The proof of $\mathbf{BPP}\in\mathbf{P}_{/\text{poly}}$ is a little more complicate than this, but still bases on the same idea. The proof will be given in the computational complexity.

The basic idea of Averaging Argument can be used somewhere else, like in the situation about a collection of some $x$ in the theorem Averaging Argument. Where the set size can be get by solving inequality.

The next exam is quite important, which will be used in the proof of Goldreich-Levin Theorem.

Example 2

Let $f$ be a function $f:\{0,1\}^n\to \{0,1\}^{l(n)}$ and $f^\prime :\{0,1\}^n \times\{0,1\}^n\to \times\{0,1\}^{l(n)}\times \times\{0,1\}^n$ defines as
$$
f^\prime(x,r)=(f(x),r)
$$
where $|x|=|r|$. Let $\mathsf{gl}(x,r)=\bigoplus_{i=1}^n x_i\cdot r_i$.

Suppose there exists a $\mathsf{PPT}$ algorithm $\mathcal A$ that running time $t$ and satisfy
$$
\Pr\limits_{
x\overset $\leftarrow\{0,1\}^n \\
r\overset $\leftarrow\{0,1\}^n
} [\mathcal A(f(x),r)=\mathsf{gl}(x,r)]\geq\frac 1 2+\varepsilon(n)
$$
Then there exists a set $\mathcal S_n\in\{0,1\}^n$ of size at least $\frac{\varepsilon(n)}2\cdot 2^n$ such that for every $x\in \mathcal S_n$ it holds that
$$
\Pr\limits_{x\overset $\leftarrow \mathcal S_n\ r\overset $ \leftarrow \{0,1\}^n}[\mathcal A(f(x),r)=\mathsf{gl}(x,r)]\geq \frac 1 2+\frac{\varepsilon (n)} 2
$$

Proof: Still we keep in mind the inversible pigeonholes.
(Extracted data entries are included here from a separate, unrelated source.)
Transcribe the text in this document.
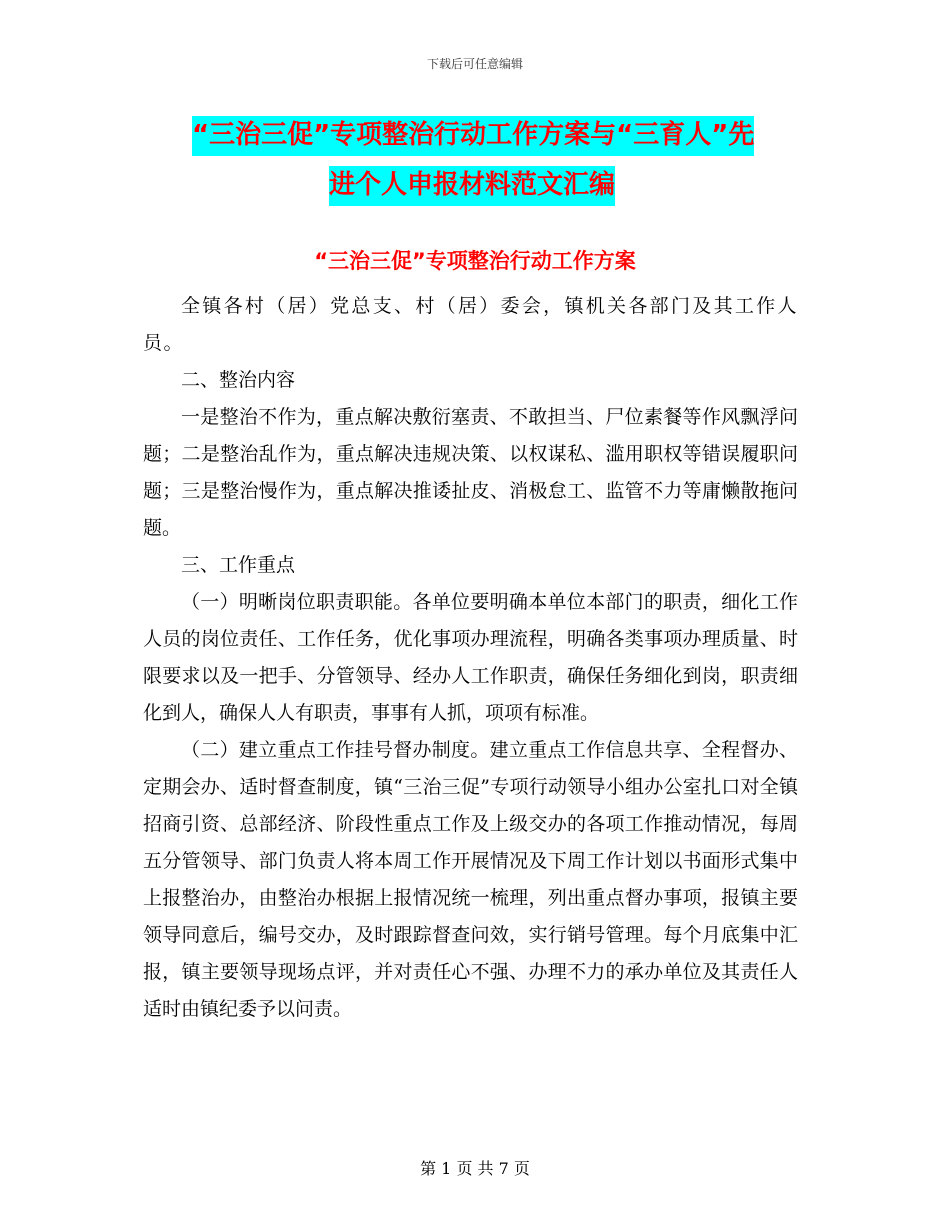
下载后可任意编辑
“三治三促”专项整治行动工作方案与“三育人”先
进个人申报材料范文汇编
“三治三促”专项整治行动工作方案

全镇各村（居）党总支、村（居）委会，镇机关各部门及其工作人员。

二、整治内容

一是整治不作为，重点解决敷衍塞责、不敢担当、尸位素餐等作风飘浮问题；二是整治乱作为，重点解决违规决策、以权谋私、滥用职权等错误履职问题；三是整治慢作为，重点解决推诿扯皮、消极怠工、监管不力等庸懒散拖问题。

三、工作重点

（一）明晰岗位职责职能。各单位要明确本单位本部门的职责，细化工作人员的岗位责任、工作任务，优化事项办理流程，明确各类事项办理质量、时限要求以及一把手、分管领导、经办人工作职责，确保任务细化到岗，职责细化到人，确保人人有职责，事事有人抓，项项有标准。

（二）建立重点工作挂号督办制度。建立重点工作信息共享、全程督办、定期会办、适时督查制度，镇“三治三促”专项行动领导小组办公室扎口对全镇招商引资、总部经济、阶段性重点工作及上级交办的各项工作推动情况，每周五分管领导、部门负责人将本周工作开展情况及下周工作计划以书面形式集中上报整治办，由整治办根据上报情况统一梳理，列出重点督办事项，报镇主要领导同意后，编号交办，及时跟踪督查问效，实行销号管理。每个月底集中汇报，镇主要领导现场点评，并对责任心不强、办理不力的承办单位及其责任人适时由镇纪委予以问责。

第 1 页 共 7 页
We have “1” pigeonholes. “1” means if we choose a pigeonhole uniformly at random from all the pigeonholes then we have probability “1” that we chosen from the set of all pigeonholes… This is the verbose, since there are cases that the probability is less than “1”.
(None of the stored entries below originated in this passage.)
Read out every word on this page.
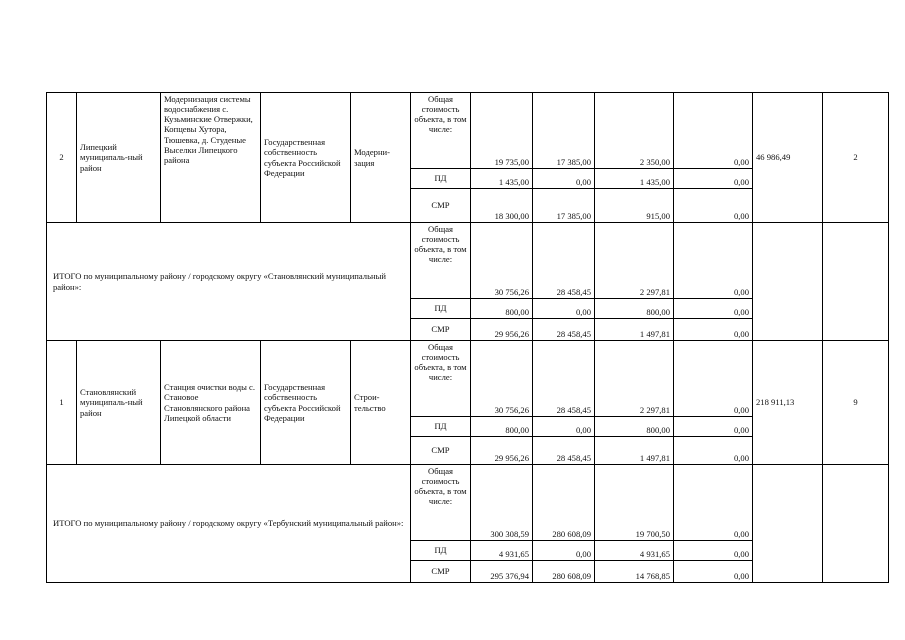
2	Липецкий муниципаль-ный район	Модернизация системы водоснабжения с. Кузьминские Отвержки, Копцевы Хутора, Тюшевка, д. Студеные Выселки Липецкого района	Государственная собственность субъекта Российской Федерации	Модерни-зация	Общая стоимость объекта, в том числе:	19 735,00	17 385,00	2 350,00	0,00	46 986,49	2
					ПД	1 435,00	0,00	1 435,00	0,00		
					СМР	18 300,00	17 385,00	915,00	0,00		
ИТОГО по муниципальному району / городскому округу «Становлянский муниципальный район»:					Общая стоимость объекта, в том числе:	30 756,26	28 458,45	2 297,81	0,00		
					ПД	800,00	0,00	800,00	0,00		
					СМР	29 956,26	28 458,45	1 497,81	0,00		
1	Становлянский муниципаль-ный район	Станция очистки воды с. Становое Становлянского района Липецкой области	Государственная собственность субъекта Российской Федерации	Строи-тельство	Общая стоимость объекта, в том числе:	30 756,26	28 458,45	2 297,81	0,00	218 911,13	9
					ПД	800,00	0,00	800,00	0,00		
					СМР	29 956,26	28 458,45	1 497,81	0,00		
ИТОГО по муниципальному району / городскому округу «Тербунский муниципальный район»:					Общая стоимость объекта, в том числе:	300 308,59	280 608,09	19 700,50	0,00		
					ПД	4 931,65	0,00	4 931,65	0,00		
					СМР	295 376,94	280 608,09	14 768,85	0,00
We assume we have probability $p$ to choose from $\mathcal S_n$ and then we have probability $(1-p)$ to choose from $\overline{\mathcal S_n}=\{0,1\}^n-\mathcal S_n$. We want to evaluate the least size of $\mathcal S_n$, so we make the things we wish($\Pr[\mathcal A(f(x),r)=\mathsf{gl}(x,r)]$) to happen as frequent as posible, that is the probability $1$. As for cases in $\overline{\mathcal S_n}$, by the assumption made it has to happen with probability as least $\frac 1 2+\frac{\varepsilon (n)} 2$, then we have
$$
\frac 1 2 \leq \Pr\limits_{r\overset $ \leftarrow \{0,1\}^n}[\mathcal A(f(x),r)=\mathsf{gl}(x,r)] \leq p\times 1+(1-p)\times (\frac 1 2+\frac{\varepsilon (n)} 2)\leq p+\frac 1 2+\frac{\varepsilon(n)}{2}
$$
By solving the inequality
$$
p\geq \frac{\varepsilon (n)}2
$$
Then we have
$$
|\mathcal S_n|\geq \frac{\varepsilon(n)}2\cdot 2^n
$$

Exercise

Prove Example 2 by using Markov Inequality.